Bei den Therapienahrungen ist das Eiweiß entweder vollständig durch non-allergene Aminosäuren oder durch stark hydrolysiertes Kuhmilcheiweiß ersetzt. Sie werden über zwei bis vier Wochen gegeben, bevor die Diagnose mittels erneuter Provokation gestellt wird. Die Nahrung sollte so lange gegeben werden, bis das Kind auf eine Kuhmilchprovokation nicht mehr allergisch reagiert. Bei der unkomplizierten, nicht-IgE vermittelten Kuhmilchallergie wird zur Provokation die herkömmliche Formulanahrung auf Kuhmilchbasis schrittweise wiedereingeführt, beispielsweise über eine tägliche Steigerung von 30 Milliliter über sieben Tage; bei stillenden Müttern ebenfalls über eine einwöchige tägliche Steigerung der Kuhmilchprodukte in ihrer eigenen Ernährung.
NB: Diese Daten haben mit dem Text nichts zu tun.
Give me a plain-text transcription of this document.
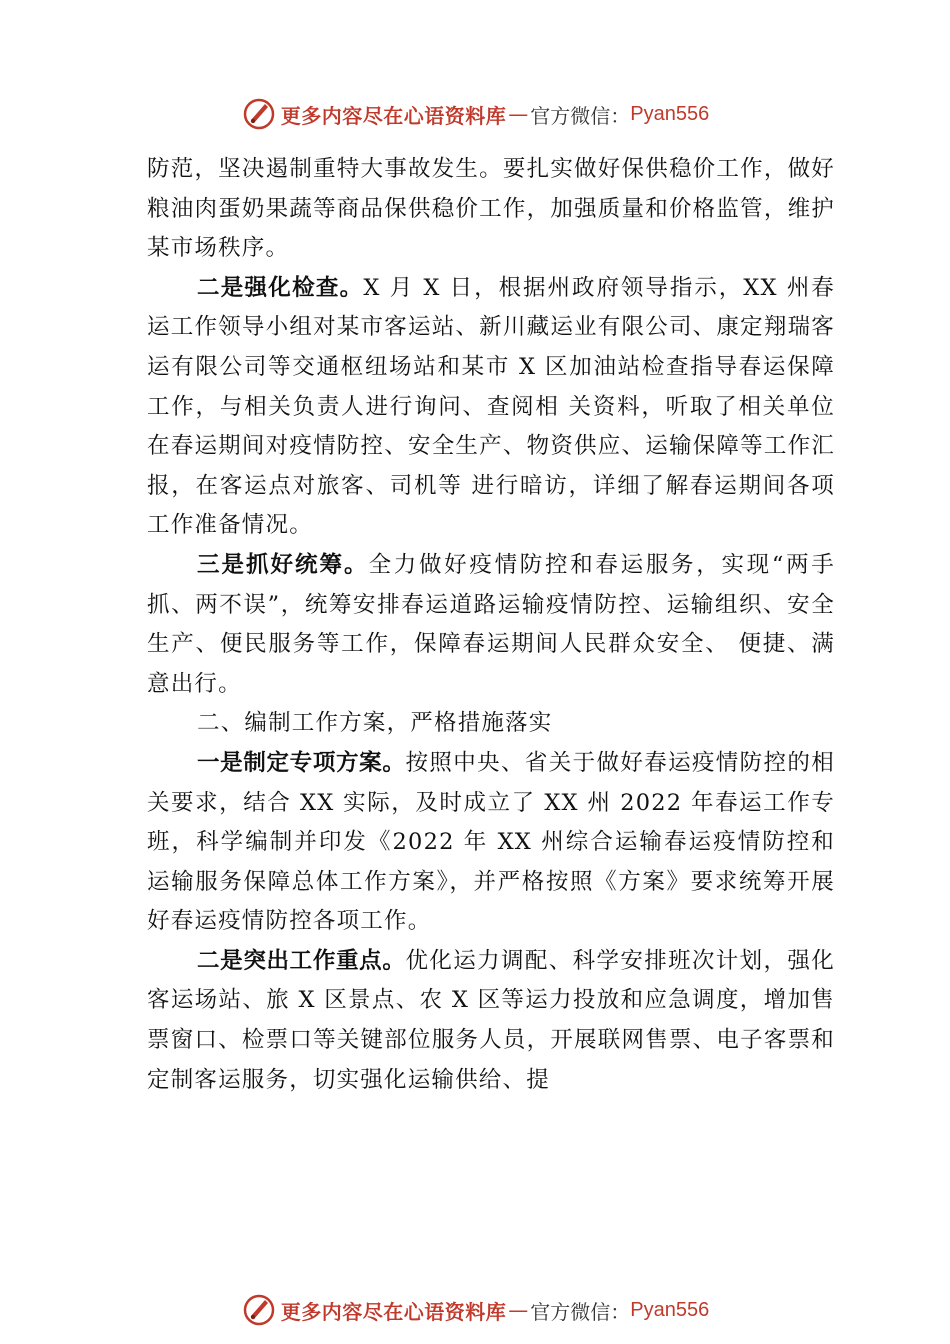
更多内容尽在心语资料库 — 官方微信： Pyan556

防范，坚决遏制重特大事故发生。要扎实做好保供稳价工作，做好粮油肉蛋奶果蔬等商品保供稳价工作，加强质量和价格监管，维护某市场秩序。

二是强化检查。X 月 X 日，根据州政府领导指示，XX 州春运工作领导小组对某市客运站、新川藏运业有限公司、康定翔瑞客运有限公司等交通枢纽场站和某市 X 区加油站检查指导春运保障工作，与相关负责人进行询问、查阅相 关资料，听取了相关单位在春运期间对疫情防控、安全生产、物资供应、运输保障等工作汇报，在客运点对旅客、司机等 进行暗访，详细了解春运期间各项工作准备情况。

三是抓好统筹。全力做好疫情防控和春运服务，实现“两手抓、两不误”，统筹安排春运道路运输疫情防控、运输组织、安全生产、便民服务等工作，保障春运期间人民群众安全、 便捷、满意出行。

二、编制工作方案，严格措施落实

一是制定专项方案。按照中央、省关于做好春运疫情防控的相关要求，结合 XX 实际，及时成立了 XX 州 2022 年春运工作专班，科学编制并印发《2022 年 XX 州综合运输春运疫情防控和运输服务保障总体工作方案》，并严格按照《方案》要求统筹开展好春运疫情防控各项工作。

二是突出工作重点。优化运力调配、科学安排班次计划，强化客运场站、旅 X 区景点、农 X 区等运力投放和应急调度，增加售票窗口、检票口等关键部位服务人员，开展联网售票、电子客票和定制客运服务，切实强化运输供给、提

更多内容尽在心语资料库 — 官方微信： Pyan556
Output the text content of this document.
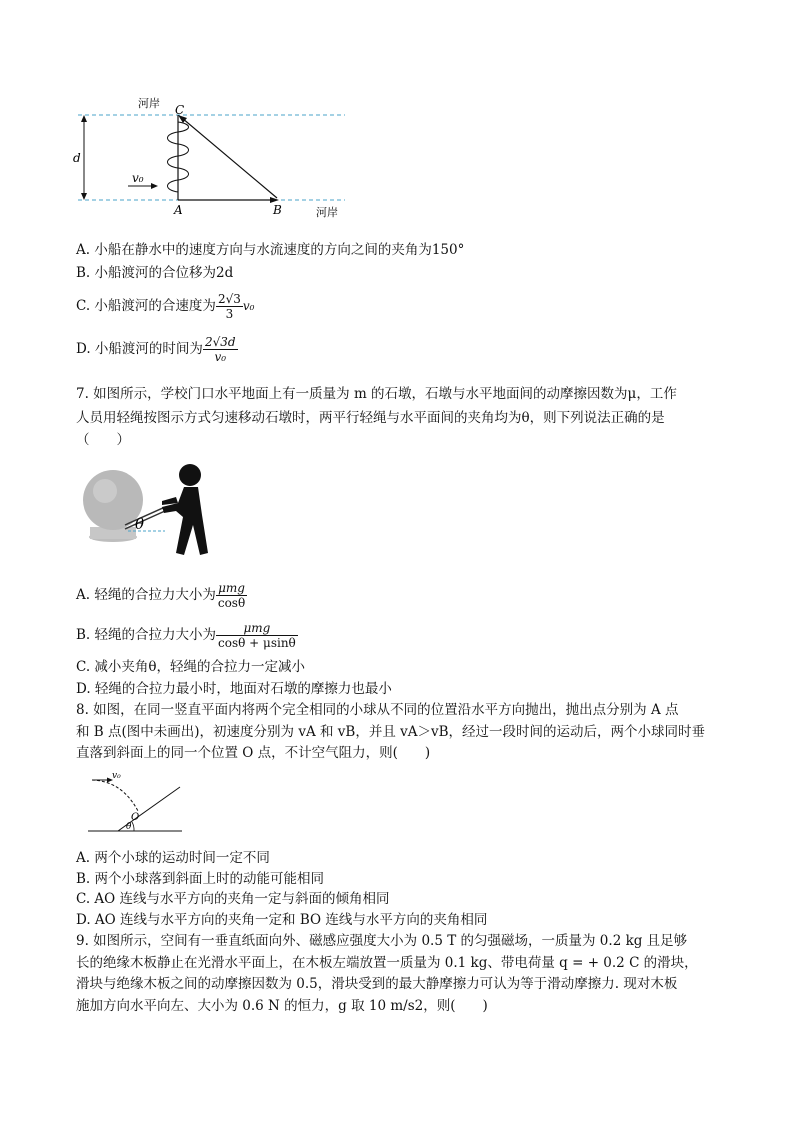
河岸 C
d
v₀
A	B	河岸
A. 小船在静水中的速度方向与水流速度的方向之间的夹角为150°
B. 小船渡河的合位移为2d
C. 小船渡河的合速度为 $\frac{2√3}{3} v_0$
D. 小船渡河的时间为 $\frac{2√3d}{\text{v₀}}$
7. 如图所示，学校门口水平地面上有一质量为 m 的石墩，石墩与水平地面间的动摩擦因数为μ，工作
人员用轻绳按图示方式匀速移动石墩时，两平行轻绳与水平面间的夹角均为θ，则下列说法正确的是
（　　）
θ
A. 轻绳的合拉力大小为 $\frac{\text{μmg}}{\cos\theta}$
B. 轻绳的合拉力大小为 $\frac{\text{μmg}}{\cos\theta + \mu\sin\theta}$
C. 减小夹角θ，轻绳的合拉力一定减小
D. 轻绳的合拉力最小时，地面对石墩的摩擦力也最小
8. 如图，在同一竖直平面内将两个完全相同的小球从不同的位置沿水平方向抛出，抛出点分别为 A 点
和 B 点(图中未画出)，初速度分别为 vA 和 vB，并且 vA＞vB，经过一段时间的运动后，两个小球同时垂
直落到斜面上的同一个位置 O 点，不计空气阻力，则(　　)
v₀
O
θ
A. 两个小球的运动时间一定不同
B. 两个小球落到斜面上时的动能可能相同
C. AO 连线与水平方向的夹角一定与斜面的倾角相同
D. AO 连线与水平方向的夹角一定和 BO 连线与水平方向的夹角相同
9. 如图所示，空间有一垂直纸面向外、磁感应强度大小为 0.5 T 的匀强磁场，一质量为 0.2 kg 且足够
长的绝缘木板静止在光滑水平面上，在木板左端放置一质量为 0.1 kg、带电荷量 q = + 0.2 C 的滑块，
滑块与绝缘木板之间的动摩擦因数为 0.5，滑块受到的最大静摩擦力可认为等于滑动摩擦力. 现对木板
施加方向水平向左、大小为 0.6 N 的恒力，g 取 10 m/s2，则(　　)
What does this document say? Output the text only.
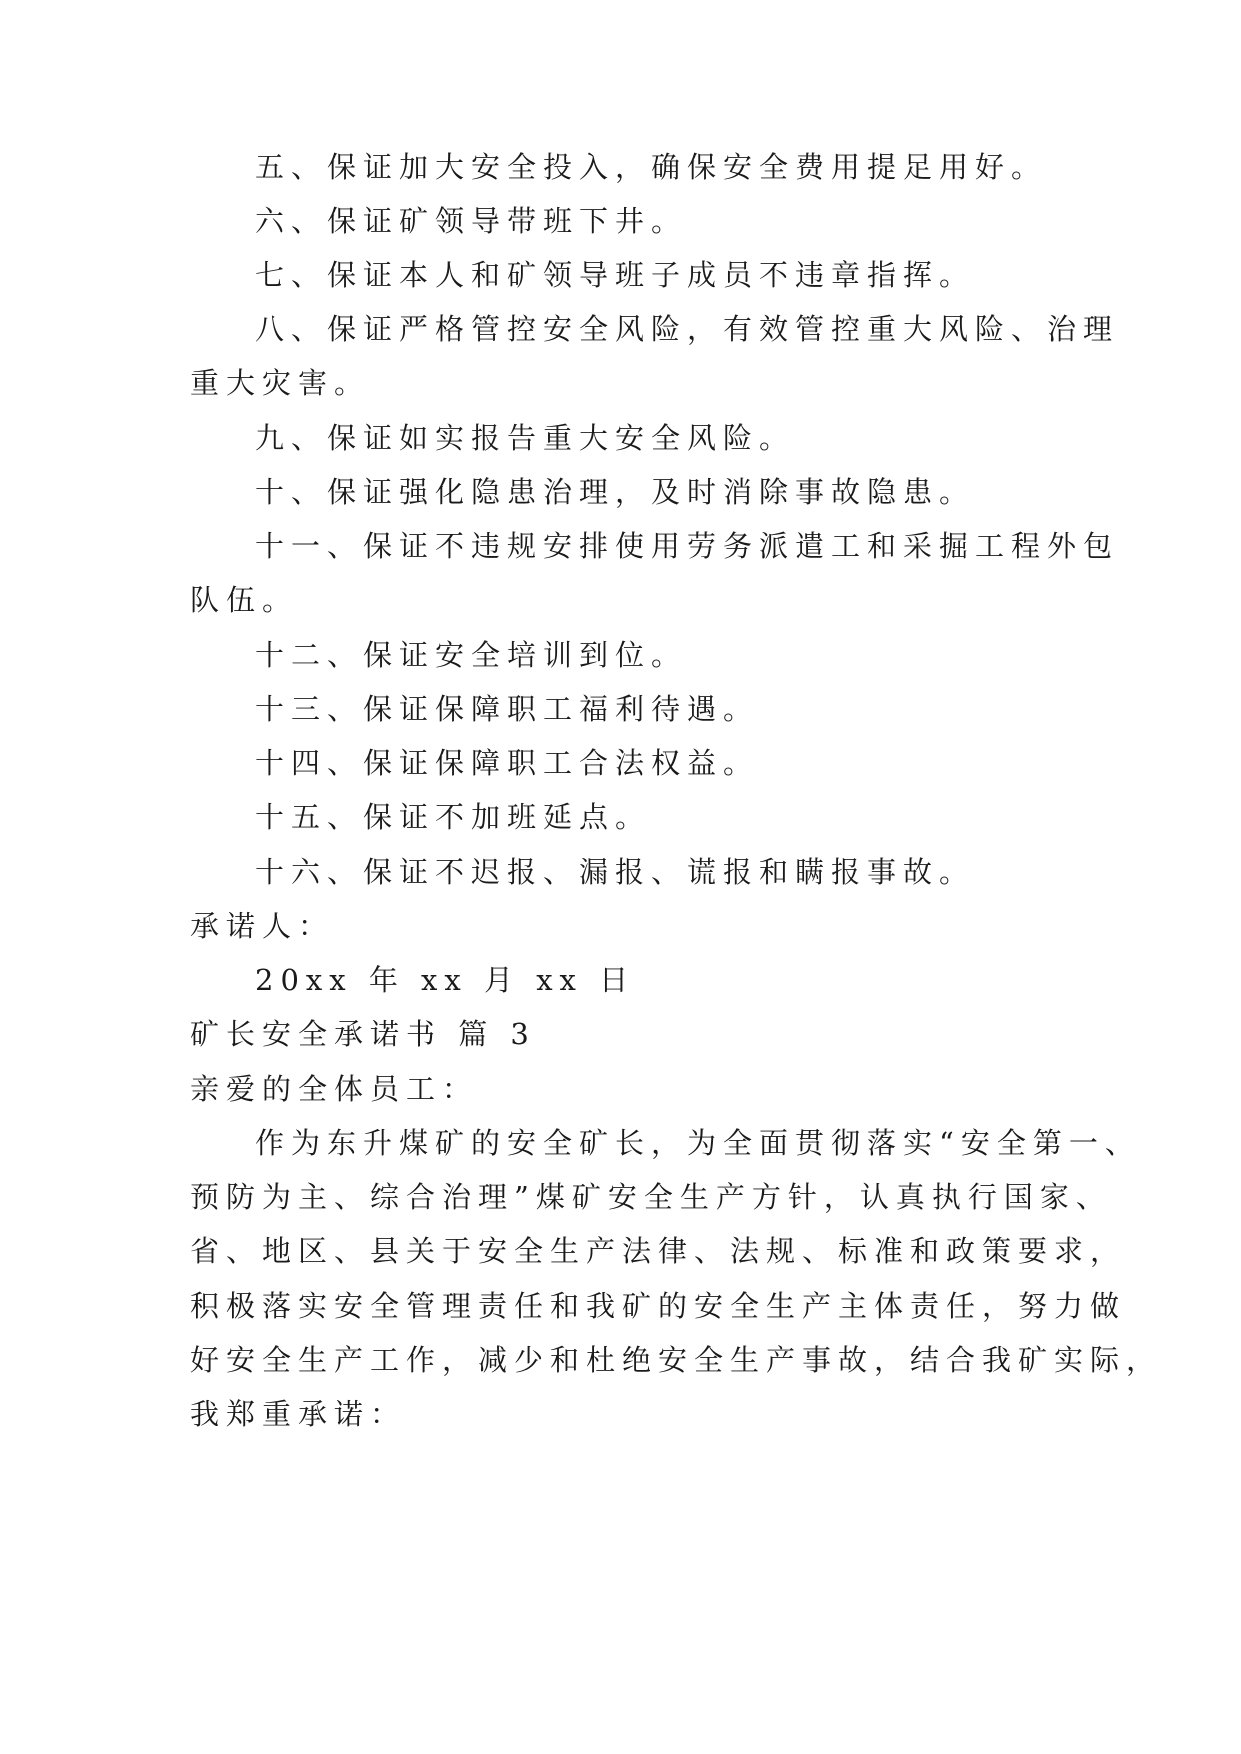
五、保证加大安全投入，确保安全费用提足用好。
六、保证矿领导带班下井。
七、保证本人和矿领导班子成员不违章指挥。
八、保证严格管控安全风险，有效管控重大风险、治理
重大灾害。
九、保证如实报告重大安全风险。
十、保证强化隐患治理，及时消除事故隐患。
十一、保证不违规安排使用劳务派遣工和采掘工程外包
队伍。
十二、保证安全培训到位。
十三、保证保障职工福利待遇。
十四、保证保障职工合法权益。
十五、保证不加班延点。
十六、保证不迟报、漏报、谎报和瞒报事故。
承诺人：
20xx 年 xx 月 xx 日
矿长安全承诺书 篇 3
亲爱的全体员工：
作为东升煤矿的安全矿长，为全面贯彻落实“安全第一、
预防为主、综合治理”煤矿安全生产方针，认真执行国家、
省、地区、县关于安全生产法律、法规、标准和政策要求，
积极落实安全管理责任和我矿的安全生产主体责任，努力做
好安全生产工作，减少和杜绝安全生产事故，结合我矿实际，
我郑重承诺：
Bei älteren Kindern mit nicht-IgE vermittelter Kuhmilchallergie beginnt die Wiedereinführung von kuhmilchhaltigen Produkten über gebackene Produkte, wie Kekse und Kuchen, und geht erst später zu Joghurt und ähnlichen Produkten bis hin zu reiner Trinkmilch über. Bei schweren Formen der Kuhmilchallergie, wie z.B. bei FPIES, erfolgt die Provokation hingegen immer stationär.

 

Fazit

Gesundheit ist auch Darmsache. Liegt aufgrund eines Kaiserschnitts oder anderer Ursachen eine Dysbiose vor muss die Darm-Mikrobiota wieder ins Gleichgewicht gebracht werden – mit dem Ziel, langfristige negative gesundheitliche Folgen zu vermeiden. Auch bei der Allergietherapie können synbiotische Zusätze in Spezialnahrungen auf Aminosäurebasis zusätzliche positive Effekte erzielen.